The aim of this study was to find the best ordered combination of two FDG positive musculoskeletal sites with a machine learning algorithm to diagnose polymyalgia rheumatica (PMR) vs. other ...rheumatisms in a cohort of patients with inflammatory rheumatisms.
This retrospective study included 140 patients who underwent
FFDG PET-CT and whose final diagnosis was inflammatory rheumatism. The cohort was randomized, stratified on the final diagnosis into a training and a validation cohort. FDG uptake of 17 musculoskeletal sites was evaluated visually and set positive if uptake was at least equal to that of the liver. A decision tree classifier was trained and validated to find the best combination of two positives sites to diagnose PMR. Diagnosis performances were measured first, for each musculoskeletal site, secondly for combination of two positive sites and thirdly using the decision tree created with machine learning.

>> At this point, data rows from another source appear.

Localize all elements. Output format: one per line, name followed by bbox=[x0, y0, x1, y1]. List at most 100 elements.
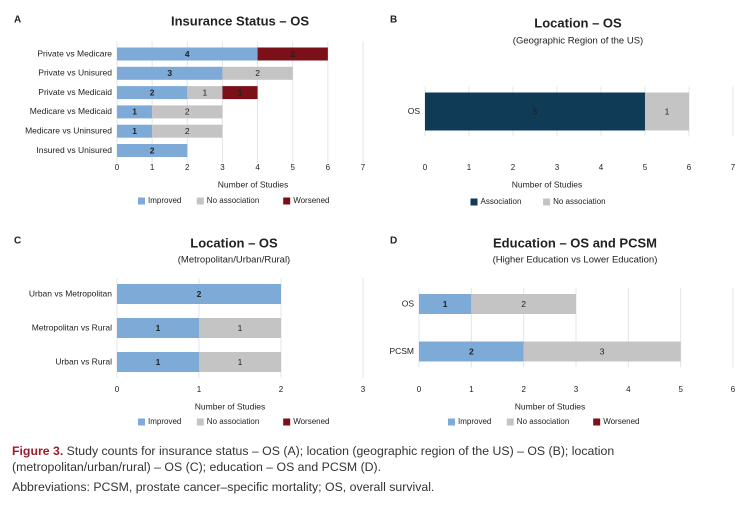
caption-body: Study counts for insurance status – OS (… bbox=[12, 444, 615, 474]
value-label: 2 bbox=[185, 126, 190, 136]
x-tick-label: 0 bbox=[423, 163, 428, 172]
x-tick-label: 2 bbox=[521, 385, 526, 394]
value-label: 1 bbox=[132, 107, 137, 117]
legend-label: Worsened bbox=[293, 196, 329, 205]
panel-letter: B bbox=[390, 15, 397, 26]
x-tick-label: 0 bbox=[417, 385, 422, 394]
legend-swatch bbox=[543, 198, 551, 206]
category-label: OS bbox=[408, 106, 421, 116]
legend-swatch bbox=[196, 418, 204, 426]
legend-label: Worsened bbox=[603, 417, 639, 426]
value-label: 1 bbox=[238, 87, 243, 97]
value-label: 5 bbox=[533, 106, 538, 116]
chart-subtitle: (Geographic Region of the US) bbox=[513, 36, 643, 47]
x-tick-label: 6 bbox=[326, 163, 331, 172]
legend-label: Improved bbox=[148, 417, 181, 426]
category-label: Urban vs Metropolitan bbox=[29, 288, 112, 298]
value-label: 2 bbox=[521, 299, 526, 309]
legend-label: No association bbox=[207, 417, 259, 426]
value-label: 1 bbox=[156, 323, 161, 333]
x-tick-label: 7 bbox=[731, 163, 736, 172]
bar-segment bbox=[187, 86, 223, 100]
caption-text: Figure 3. Study counts for insurance sta… bbox=[12, 443, 740, 475]
x-tick-label: 2 bbox=[511, 163, 516, 172]
category-label: Private vs Unisured bbox=[38, 68, 112, 78]
bar-segment bbox=[117, 86, 188, 100]
x-tick-label: 6 bbox=[731, 385, 736, 394]
charts: A Insurance Status – OS 0 1 2 3 4 5 6 7 Number of … bbox=[14, 13, 736, 426]
bar-segment bbox=[419, 341, 524, 362]
legend-label: Improved bbox=[148, 196, 181, 205]
x-tick-label: 3 bbox=[361, 385, 366, 394]
value-label: 2 bbox=[255, 68, 260, 78]
chart-title: Insurance Status – OS bbox=[171, 13, 309, 28]
bar-segment bbox=[117, 66, 223, 80]
category-label: Private vs Medicaid bbox=[38, 87, 112, 97]
chart-subtitle: (Metropolitan/Urban/Rural) bbox=[178, 255, 290, 266]
chart-title: Education – OS and PCSM bbox=[493, 235, 657, 250]
bar-segment bbox=[117, 105, 153, 119]
value-label: 4 bbox=[185, 49, 190, 59]
value-label: 1 bbox=[132, 126, 137, 136]
bar-segment bbox=[117, 352, 199, 372]
x-tick-label: 5 bbox=[678, 385, 683, 394]
panel-letter: C bbox=[14, 236, 21, 247]
bar-segment bbox=[152, 105, 223, 119]
x-tick-label: 4 bbox=[255, 163, 260, 172]
chart-subtitle: (Higher Education vs Lower Education) bbox=[493, 255, 658, 266]
value-label: 2 bbox=[150, 145, 155, 155]
x-axis-label: Number of Studies bbox=[218, 179, 288, 189]
legend-swatch bbox=[448, 418, 455, 426]
bar-segment bbox=[257, 47, 328, 61]
legend-label: Improved bbox=[458, 417, 491, 426]
legend-swatch bbox=[283, 197, 291, 205]
legend-label: No association bbox=[207, 196, 259, 205]
value-label: 2 bbox=[197, 289, 202, 299]
legend-label: No association bbox=[553, 197, 605, 206]
value-label: 3 bbox=[600, 346, 605, 356]
x-tick-label: 4 bbox=[599, 163, 604, 172]
legend-label: Association bbox=[481, 197, 522, 206]
value-label: 1 bbox=[238, 323, 243, 333]
legend-swatch bbox=[138, 418, 145, 426]
legend-swatch bbox=[506, 418, 514, 426]
x-tick-label: 0 bbox=[115, 385, 120, 394]
abbreviations: Abbreviations: PCSM, prostate cancer–spe… bbox=[12, 480, 435, 494]
value-label: 2 bbox=[469, 346, 474, 356]
x-tick-label: 2 bbox=[185, 163, 190, 172]
legend-swatch bbox=[470, 198, 478, 206]
bar-segment bbox=[117, 318, 199, 338]
category-label: Medicare vs Uninsured bbox=[25, 125, 112, 135]
bar-segment bbox=[523, 341, 681, 362]
caption: Figure 3. Study counts for insurance sta… bbox=[12, 443, 740, 499]
x-tick-label: 3 bbox=[574, 385, 579, 394]
caption-label: Figure 3. bbox=[12, 444, 64, 458]
bar-segment bbox=[645, 92, 689, 131]
category-label: OS bbox=[402, 298, 415, 308]
x-tick-label: 1 bbox=[150, 163, 155, 172]
legend-swatch bbox=[138, 197, 145, 205]
x-tick-label: 5 bbox=[643, 163, 648, 172]
x-tick-label: 1 bbox=[197, 385, 202, 394]
value-label: 2 bbox=[185, 107, 190, 117]
legend-swatch bbox=[283, 418, 291, 426]
bar-segment bbox=[222, 86, 258, 100]
x-tick-label: 4 bbox=[626, 385, 631, 394]
category-label: Insured vs Unisured bbox=[36, 145, 112, 155]
category-label: PCSM bbox=[389, 346, 414, 356]
value-label: 1 bbox=[156, 357, 161, 367]
x-axis-label: Number of Studies bbox=[512, 179, 582, 189]
x-tick-label: 7 bbox=[361, 163, 366, 172]
x-tick-label: 1 bbox=[469, 385, 474, 394]
x-axis-label: Number of Studies bbox=[195, 401, 265, 411]
value-label: 1 bbox=[202, 87, 207, 97]
bar-segment bbox=[419, 294, 472, 314]
bar-segment bbox=[152, 124, 223, 138]
bar-segment bbox=[117, 144, 188, 157]
bar-segment bbox=[117, 124, 153, 138]
x-tick-label: 6 bbox=[687, 163, 692, 172]
bar-segment bbox=[425, 92, 645, 131]
value-label: 2 bbox=[150, 87, 155, 97]
x-tick-label: 5 bbox=[290, 163, 295, 172]
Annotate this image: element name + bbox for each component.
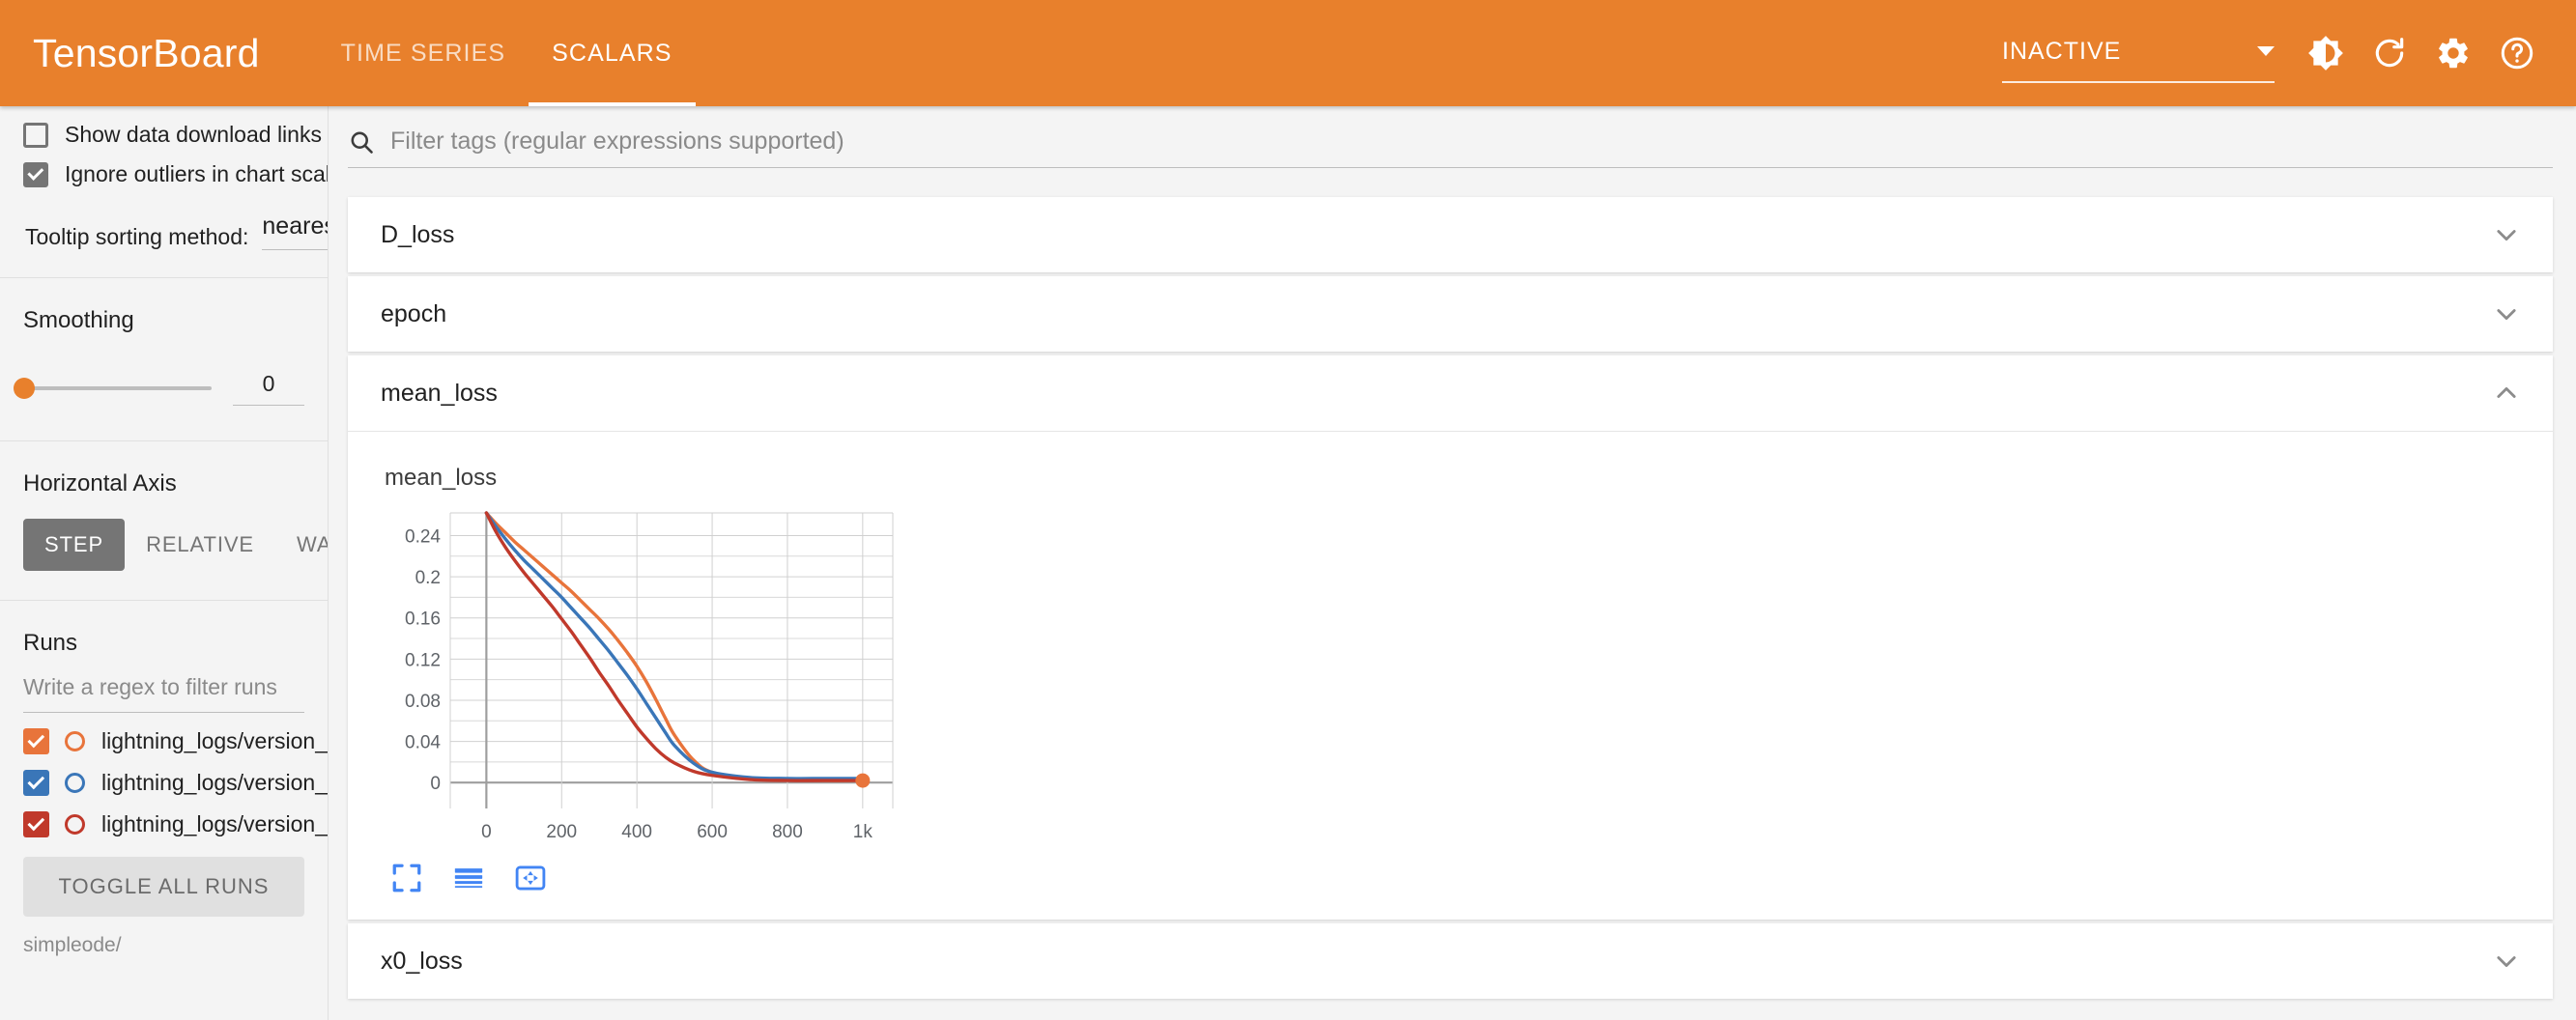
run-status-dropdown[interactable]: INACTIVE (1996, 37, 2275, 83)
run-item-version-0[interactable]: lightning_logs/version_0 (23, 728, 328, 754)
panel-title: mean_loss (381, 379, 498, 407)
run-checkbox[interactable] (23, 811, 49, 837)
checkbox-box[interactable] (23, 161, 48, 187)
tag-panels: D_loss epoch (346, 197, 2566, 999)
svg-text:0.12: 0.12 (405, 650, 441, 670)
run-checkbox[interactable] (23, 728, 49, 754)
chart-container[interactable]: 0 0.04 0.08 0.12 0.16 0.2 0.24 0 200 400 600 800 1k (371, 499, 2553, 852)
svg-text:0.16: 0.16 (405, 609, 441, 630)
sidebar-divider-2 (0, 440, 328, 441)
svg-text:800: 800 (772, 822, 803, 842)
panel-header[interactable]: D_loss (348, 197, 2553, 272)
caret-down-icon (2257, 46, 2275, 56)
settings-gear-icon[interactable] (2423, 23, 2483, 83)
horizontal-axis-buttons: STEP RELATIVE WALL (23, 519, 328, 571)
panel-header[interactable]: x0_loss (348, 923, 2553, 999)
panel-d-loss: D_loss (348, 197, 2553, 272)
svg-text:0: 0 (481, 822, 492, 842)
fullscreen-icon[interactable] (390, 862, 423, 894)
panel-header[interactable]: mean_loss (348, 355, 2553, 431)
svg-text:0: 0 (430, 774, 441, 794)
run-label: lightning_logs/version_0 (101, 728, 329, 753)
panel-divider (348, 431, 2553, 432)
svg-text:400: 400 (621, 822, 652, 842)
svg-text:0.2: 0.2 (415, 568, 441, 588)
top-bar-actions: INACTIVE (1996, 23, 2547, 83)
tooltip-sorting-row: Tooltip sorting method: nearest (23, 212, 328, 250)
panel-header[interactable]: epoch (348, 276, 2553, 352)
chevron-down-icon[interactable] (2493, 300, 2520, 327)
smoothing-slider-thumb[interactable] (14, 378, 35, 399)
checkbox-show-data-download-links[interactable]: Show data download links (23, 122, 322, 148)
chart-toolbar (390, 862, 2553, 894)
panel-body: mean_loss 0 0.04 0.08 0.12 0.16 0.2 0.24 0 200 40… (348, 432, 2553, 920)
checkbox-label: Ignore outliers in chart scaling (65, 161, 328, 186)
runs-title: Runs (23, 630, 78, 656)
svg-text:0.04: 0.04 (405, 733, 441, 753)
run-label: lightning_logs/version_2 (101, 811, 329, 836)
smoothing-value-input[interactable]: 0 (233, 371, 304, 406)
svg-text:600: 600 (697, 822, 728, 842)
svg-text:0.08: 0.08 (405, 692, 441, 712)
smoothing-row: 0 (14, 371, 304, 406)
panel-x0-loss: x0_loss (348, 923, 2553, 999)
mean-loss-line-chart[interactable]: 0 0.04 0.08 0.12 0.16 0.2 0.24 0 200 400 600 800 1k (371, 499, 912, 847)
sidebar-divider-3 (0, 600, 328, 601)
toggle-all-runs-button[interactable]: TOGGLE ALL RUNS (23, 857, 304, 917)
panel-mean-loss: mean_loss mean_loss 0 0.04 0.08 0.12 0.16 0.2… (348, 355, 2553, 920)
panel-title: epoch (381, 299, 447, 327)
logdir-label: simpleode/ (23, 934, 122, 956)
run-status-label: INACTIVE (2002, 37, 2122, 65)
axis-option-step[interactable]: STEP (23, 519, 126, 571)
sidebar-divider-1 (0, 277, 328, 278)
brightness-icon[interactable] (2296, 23, 2356, 83)
tag-filter-bar[interactable]: Filter tags (regular expressions support… (348, 128, 2553, 168)
chevron-down-icon[interactable] (2493, 221, 2520, 248)
panel-title: x0_loss (381, 947, 463, 975)
main-panel: Filter tags (regular expressions support… (329, 106, 2576, 1020)
run-item-version-1[interactable]: lightning_logs/version_1 (23, 770, 328, 796)
run-item-version-2[interactable]: lightning_logs/version_2 (23, 811, 328, 837)
nav-tabs: TIME SERIES SCALARS (318, 0, 696, 106)
search-icon (351, 130, 373, 154)
run-color-circle[interactable] (65, 814, 85, 835)
tooltip-sorting-label: Tooltip sorting method: (25, 224, 249, 249)
settings-sidebar: Show data download links Ignore outliers… (0, 106, 329, 1020)
tooltip-sorting-value: nearest (262, 212, 328, 240)
app-brand: TensorBoard (33, 30, 260, 75)
run-checkbox[interactable] (23, 770, 49, 796)
run-color-circle[interactable] (65, 773, 85, 793)
tab-time-series[interactable]: TIME SERIES (340, 39, 506, 67)
tag-filter-input[interactable]: Filter tags (regular expressions support… (390, 128, 844, 155)
runs-filter-input[interactable]: Write a regex to filter runs (23, 674, 304, 713)
panel-title: D_loss (381, 220, 455, 248)
help-circle-icon[interactable] (2487, 23, 2547, 83)
svg-text:200: 200 (546, 822, 577, 842)
axis-option-wall[interactable]: WALL (297, 532, 329, 556)
tab-scalars[interactable]: SCALARS (529, 0, 696, 106)
horizontal-axis-title: Horizontal Axis (23, 470, 177, 496)
axis-option-relative[interactable]: RELATIVE (146, 532, 254, 556)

55 patients with PMR and 85 patients with other inflammatory rheumatisms were included. Musculoskeletal sites, used either individually or in combination of two, were highly imbalanced to diagnose PMR with a high specificity and a low sensitivity. The machine learning algorithm identified an optimal ordered combination of two sites to diagnose PMR. This required a positive interspinous bursa or, if negative, a positive trochanteric bursa. Following the decision tree, sensitivity and specificity to diagnose PMR were respectively 73.2 and 87.5% in the training cohort and 78.6 and 80.1% in the validation cohort.
Ordered combination of two visually positive sites leads to PMR diagnosis with an accurate sensitivity and specificity vs. other rheumatisms in a large cohort of patients with inflammatory rheumatisms.